One basic premise of Spark seems to be to “hide” exceptions for the most part and just keep things running as much as possible. This can lead to some unexpected results as there is no indicator that things have gone awry, but indeed they have! I came across this simple example recently and thought I would share.
Say you are reading a table into a dataframe and wanting to filter out some of the results, but you assumed the types in the columns were correct so you didn’t check. You can encounter a situation like this:
val my_df = spark.read.table("database.my_table")
.select('id,'name)
display(my_df)
id | name |
12345 | Sue |
22334 | John |
Kassandra | |
66787 | Phillip |
So in the result set, we see three normal id values and one empty (i.e. “”) id. We know our id column is supposed to be a String, but this table was accidentally generated having it as an Integer (easy enough to happen if you rely on inferSchema). Then we can see behavior like this when trying to count the non-empty id rows.

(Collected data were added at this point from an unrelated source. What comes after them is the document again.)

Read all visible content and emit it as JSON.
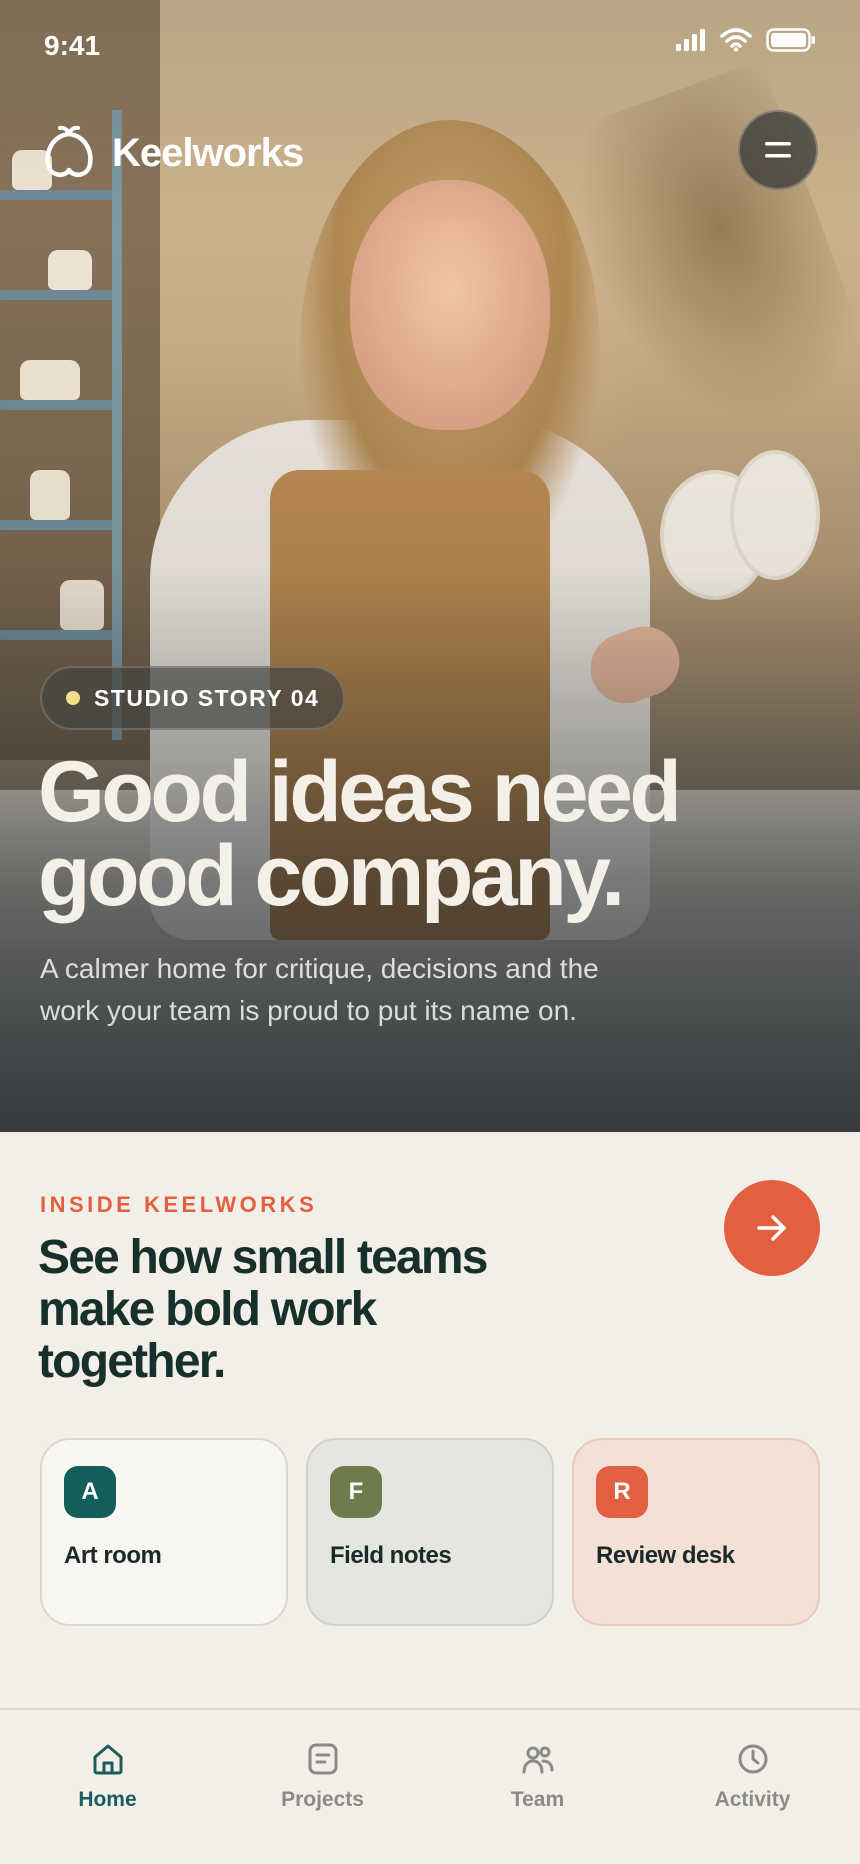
{
  "status_bar": {
    "time": "9:41"
  },
  "header": {
    "brand_name": "Keelworks",
    "brand_icon": "leaf-logo-icon",
    "menu_icon": "menu-icon"
  },
  "hero": {
    "tag": "STUDIO STORY 04",
    "headline": "Good ideas need good company.",
    "subcopy": "A calmer home for critique, decisions and the work your team is proud to put its name on."
  },
  "section": {
    "eyebrow": "INSIDE KEELWORKS",
    "title": "See how small teams make bold work together.",
    "arrow_icon": "arrow-right-icon"
  },
  "cards": [
    {
      "letter": "A",
      "title": "Art room",
      "color": "#135e5a",
      "bg": "#f8f6f0"
    },
    {
      "letter": "F",
      "title": "Field notes",
      "color": "#6e7b4a",
      "bg": "#e4e7e0"
    },
    {
      "letter": "R",
      "title": "Review desk",
      "color": "#e2603f",
      "bg": "#f4e0d6"
    }
  ],
  "tabbar": {
    "items": [
      {
        "label": "Home",
        "icon": "home-icon",
        "active": true
      },
      {
        "label": "Projects",
        "icon": "document-icon",
        "active": false
      },
      {
        "label": "Team",
        "icon": "people-icon",
        "active": false
      },
      {
        "label": "Activity",
        "icon": "clock-icon",
        "active": false
      }
    ]
  },
  "colors": {
    "accent": "#e2603f",
    "brand_teal": "#1b5c5c",
    "background": "#f2efe9"
  }
}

my_df.filter('id =!= "").count // Count non-empty ids
// res1: Long: 0
While this is likely because the comparison itself is invalid (=!= “” isn’t a valid Integer check), spark just chugs along without any obvious warnings and gives a result, albeit one that is most definitely not correct! So not only does one need to be careful with their schemas, but don’t rely on Spark to warn you about or catch your mistakes either!